Selangkah demi selangkah kan kulalui dengan sebuah senyuman. Pagi  ini aku masuk sekolah seperti biasanya, masih dengan senyuman ayah, mama, dan kakak ketika berpamitan.
“Woyyy! Temen-temen lihat nih! Aku punya video  K-pop baru lo, lihat nih ada BTS, Super Junior, EXO, masih banyak lagi deh!” kata Ita. Ita salah satu sahabatku yang gila K-Pop alias penggemar korean pop .
Apalagi yang namanya Bunga, sahbatku yang koleksi barang-barang K-Popnya waw nggak diragukan lagi.
“Bunga, itu tas apa gantungan kunci sih, kok banyak banget gantungan kuncinya, aduuhhh.... gambarnya artis-artis Korea lagi, capek deh”. Ocehku padanya.
Waktu itu ada konser di Jakarta, dari ribuan penggemarnya dia yang pertama kali mendapatkan tiket dengan harga yang lumayan mahal, bagi kantong para siswa yang sekarang ini dilanda kenaikan BBM.
“Memang si Bunga, kalau masalah K-Pop aja nomor satu, giliran pelajaran...hemmhhh, nggak tau deh!”, gumamku padanya.

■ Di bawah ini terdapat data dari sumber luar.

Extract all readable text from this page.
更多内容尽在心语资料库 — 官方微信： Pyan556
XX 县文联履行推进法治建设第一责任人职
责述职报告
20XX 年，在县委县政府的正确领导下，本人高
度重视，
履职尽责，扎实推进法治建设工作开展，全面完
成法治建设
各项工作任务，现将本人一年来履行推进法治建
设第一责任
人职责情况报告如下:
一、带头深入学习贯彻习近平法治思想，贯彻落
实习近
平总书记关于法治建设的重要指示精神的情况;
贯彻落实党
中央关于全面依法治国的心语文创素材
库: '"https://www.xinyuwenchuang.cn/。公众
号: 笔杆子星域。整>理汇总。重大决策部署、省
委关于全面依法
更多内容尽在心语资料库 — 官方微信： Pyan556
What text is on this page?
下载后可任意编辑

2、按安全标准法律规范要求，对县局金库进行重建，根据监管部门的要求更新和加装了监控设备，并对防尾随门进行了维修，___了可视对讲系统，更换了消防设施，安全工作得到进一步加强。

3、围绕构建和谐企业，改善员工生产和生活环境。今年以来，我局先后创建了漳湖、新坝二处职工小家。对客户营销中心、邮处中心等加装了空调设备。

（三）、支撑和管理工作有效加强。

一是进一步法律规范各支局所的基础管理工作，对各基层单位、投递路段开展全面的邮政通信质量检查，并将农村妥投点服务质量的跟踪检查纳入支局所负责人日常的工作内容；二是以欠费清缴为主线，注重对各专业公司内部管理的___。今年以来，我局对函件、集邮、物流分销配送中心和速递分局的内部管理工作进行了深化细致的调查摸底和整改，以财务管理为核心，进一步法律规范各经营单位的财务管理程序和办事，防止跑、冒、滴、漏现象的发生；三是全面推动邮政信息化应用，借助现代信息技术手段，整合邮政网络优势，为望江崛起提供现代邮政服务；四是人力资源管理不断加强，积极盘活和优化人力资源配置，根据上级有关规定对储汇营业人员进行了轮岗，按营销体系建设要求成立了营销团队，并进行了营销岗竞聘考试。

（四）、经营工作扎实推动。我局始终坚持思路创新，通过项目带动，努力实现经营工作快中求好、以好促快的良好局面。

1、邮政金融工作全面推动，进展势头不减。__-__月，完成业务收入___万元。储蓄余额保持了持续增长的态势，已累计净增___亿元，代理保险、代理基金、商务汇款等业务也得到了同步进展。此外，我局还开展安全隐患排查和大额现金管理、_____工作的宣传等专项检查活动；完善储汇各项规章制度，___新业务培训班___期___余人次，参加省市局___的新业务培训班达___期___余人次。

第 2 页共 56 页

 “Nuha, sini deh! Kamu tahu nggak kemarin tuh  aku kan lihat TV , aku seneng banget ehh, tenyata novel yang kubaca ditayangin di TV, haduuh,, ceritanya bagus banget so sweet bingiiitz!!”, ujar Hima pada Nuha.
Dalam hati aku berkata, “ Hidihhh,  kutu buku sih bagus tapi yang dibaca jangan cuma komik sama novel doang kelles, pelajran juga.”
Ya memang begitu sahabat-sahabatku mereka unik-unik, mereka orangnya asik nggak ngejenuhin. Walaupun terkadang suka aneh-aneh, tapi aku sayang pada mereka.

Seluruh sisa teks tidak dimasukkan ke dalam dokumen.